Second, legal education costs too much. (I’ll discuss the hyperinflation of tuition further later.)
Third, the skills that are imparted through the traditional program of training are not suited to the demands of employers, and, ultimately, clients.
The Dean of Georgetown, William Treanor, gave a talk recently for the Lawyers Club of San Francisco. He observed that the possibility of a shortened curriculum, meant to address the second problem (high cost), would worsen the third problem (inadequate skills). There is another means of changing the cost-benefit calculation: instead of decreasing the former, increase the latter. (Incidentally, for economies as a whole, deflation presents worse risks than inflation.)

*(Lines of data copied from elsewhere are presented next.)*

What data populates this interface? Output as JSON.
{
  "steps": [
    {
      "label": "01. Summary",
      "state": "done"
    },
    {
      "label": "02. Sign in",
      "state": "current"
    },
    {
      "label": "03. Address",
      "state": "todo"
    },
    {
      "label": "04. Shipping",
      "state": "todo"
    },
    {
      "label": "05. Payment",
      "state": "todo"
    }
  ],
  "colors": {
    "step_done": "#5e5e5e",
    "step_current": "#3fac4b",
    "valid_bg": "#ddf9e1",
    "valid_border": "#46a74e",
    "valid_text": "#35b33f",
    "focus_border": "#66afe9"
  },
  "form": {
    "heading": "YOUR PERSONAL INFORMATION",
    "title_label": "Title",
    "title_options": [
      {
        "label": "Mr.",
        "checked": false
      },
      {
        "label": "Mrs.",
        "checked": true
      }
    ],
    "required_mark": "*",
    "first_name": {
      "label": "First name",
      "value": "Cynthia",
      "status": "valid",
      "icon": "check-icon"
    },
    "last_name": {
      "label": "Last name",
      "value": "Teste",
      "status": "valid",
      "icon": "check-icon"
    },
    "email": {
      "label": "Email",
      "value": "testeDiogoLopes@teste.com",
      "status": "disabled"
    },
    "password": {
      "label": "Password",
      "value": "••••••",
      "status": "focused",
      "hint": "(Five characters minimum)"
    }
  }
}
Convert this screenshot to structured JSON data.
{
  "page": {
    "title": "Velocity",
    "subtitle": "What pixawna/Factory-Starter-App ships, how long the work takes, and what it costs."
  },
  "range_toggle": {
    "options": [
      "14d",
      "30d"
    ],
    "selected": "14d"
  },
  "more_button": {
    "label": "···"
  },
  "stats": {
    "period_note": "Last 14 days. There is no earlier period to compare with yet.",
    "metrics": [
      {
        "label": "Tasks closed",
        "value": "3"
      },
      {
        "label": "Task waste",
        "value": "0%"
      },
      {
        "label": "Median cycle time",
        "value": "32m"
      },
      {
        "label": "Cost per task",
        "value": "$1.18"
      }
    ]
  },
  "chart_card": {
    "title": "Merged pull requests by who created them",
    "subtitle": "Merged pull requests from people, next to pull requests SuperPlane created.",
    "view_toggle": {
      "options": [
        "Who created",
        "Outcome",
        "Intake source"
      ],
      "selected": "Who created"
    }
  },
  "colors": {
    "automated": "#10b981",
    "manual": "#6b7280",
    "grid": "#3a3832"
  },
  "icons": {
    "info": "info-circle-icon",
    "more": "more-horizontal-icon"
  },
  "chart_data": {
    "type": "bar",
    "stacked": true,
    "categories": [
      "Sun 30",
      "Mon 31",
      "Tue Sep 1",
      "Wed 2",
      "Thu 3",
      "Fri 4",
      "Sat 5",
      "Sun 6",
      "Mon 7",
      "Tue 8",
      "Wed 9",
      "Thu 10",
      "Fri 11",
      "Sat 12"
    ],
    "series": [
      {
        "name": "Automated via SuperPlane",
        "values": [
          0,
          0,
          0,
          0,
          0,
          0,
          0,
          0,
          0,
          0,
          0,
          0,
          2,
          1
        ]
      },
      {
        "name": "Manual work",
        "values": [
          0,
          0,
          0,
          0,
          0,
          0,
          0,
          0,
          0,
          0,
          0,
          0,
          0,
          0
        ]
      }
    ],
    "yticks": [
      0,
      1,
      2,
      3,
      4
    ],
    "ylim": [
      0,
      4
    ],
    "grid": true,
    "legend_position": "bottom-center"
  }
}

In the background, however, there is a problem bigger than all of the ones mentioned above. We are living through a period of profound economic restructuring in general. It isn’t merely the pervasive effects of globalization and the speed of technological advance; it’s the constancy of change and the volatility of society. Almost all of us are unsettled by uncertainty, even if we would like to be avant-garde. For those of us who have felt assured of the American Dream, it is about as demoralizing as it could be to realize that our reasonable expectations might not be matched by economic realities — never mind unreasonable expectations that are held dear.
The only hope, for institutions as well as individuals, is to adapt. That has always been true. It hasn’t always been acknowledged. We do not live in the best of all possible worlds; that is yet to come.